Tenants With Teeth: What Texas Retail Leasing Taught Us in 2024
By Joe DeCola, KW Commercial
Date Published: March 2025
Retail isn’t dead. It’s just become more selective—sharper, faster, and unapologetically outcome-driven.
Here in Texas, 2024 gave us one of the clearest reads in the country on how retail leasing is evolving—not just in recovery from COVID, but in direct response to new consumer behaviors, tenant expectations, and urban expansion patterns. As someone who has leased in this market for over two decades, I can tell you: this isn’t just a rebound. It’s a recalibration.
Let’s start with the fundamentals. Retail absorption across Texas remained strong throughout 2024. According to CoStar, the state posted over 8 million square feet of positive net absorption by year-end, with Dallas-Fort Worth and Houston leading the charge. Vacancy statewide hovered around 4.5%—among the lowest retail rates in the country. That alone tells a story: retailers aren’t just signing—they’re staying.
But the bigger story lies in who’s leasing, and how.
We saw a significant uptick in service-based tenants: urgent care chains, boutique fitness concepts, private education centers, and fast-casual restaurants all expanded aggressively. The days of anchor-driven centers are shifting toward experience-driven clusters—environments where multiple tenants reinforce one another’s draw. In places like The Domain in Austin or Legacy West in Plano, it’s no longer enough to fill space. You have to curate it.

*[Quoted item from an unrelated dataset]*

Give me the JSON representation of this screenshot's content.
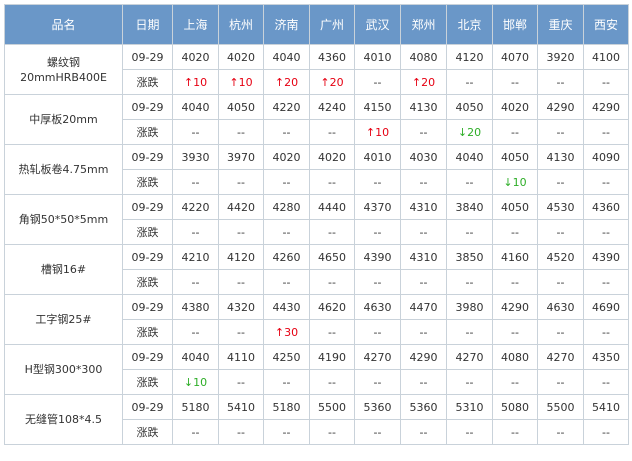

This year also brought a noticeable change in negotiation dynamics. National tenants came to the table with stronger leverage. They weren’t just asking for TI—they were asking for flexibility, termination rights, co-tenancy protections, and highly customized delivery conditions. And they got them—because in this market, landlords knew that a qualified, well-capitalized user was worth the concessions.
The inverse was true as well. Landlords in prime trade areas held firm. In Houston’s Galleria submarket and along Austin’s South Congress corridor, base rent increases averaged 6–8% year-over-year, with little resistance from tenants who saw the long-term brand value of planting a flag in the right neighborhood.
We also saw more landlord reps acting as strategic advisors. Gone are the days of “put a mattress store in it and move on.” Retail leasing in Texas now involves psychographic analysis, data layering, traffic count breakdowns, and brand compatibility studies. The most successful agents I’ve worked with in 2024 are the ones who treated leasing like capital allocation—not space marketing.
And what’s coming next? Frankly, we’re just getting warmed up.
2025 will likely bring continued strength in suburban centers, particularly near mixed-use residential developments. With homebuilding activity still strong in areas like Frisco, Leander, and Katy, we’ll see demand for neighborhood services outpacing available space. But we’ll also see more scrutiny. Retailers are being forced to do more with less square footage. Developers are thinking smaller and smarter. And operators are keeping a close eye on labor availability and construction costs before signing.
I believe we’ll also see a bifurcation: well-located centers will continue to perform, while older, less adaptable stock will struggle to maintain tenancy. Infill redevelopment projects and retail-to-medical conversions will pick up. And if interest rates begin to ease as anticipated in Q2, expect a wave of mid-sized tenants—those who sat out 2024—to begin executing on long-stalled expansion plans.
What Texas retail taught us this year is simple: location still matters—but relevance matters more.
If the space can’t deliver synergy, experience, and efficiency, it doesn’t matter what ZIP code it’s in.
Retail may be evolving, but in Texas?
It’s still alive. Still expanding. And still one of the most resilient asset classes we have.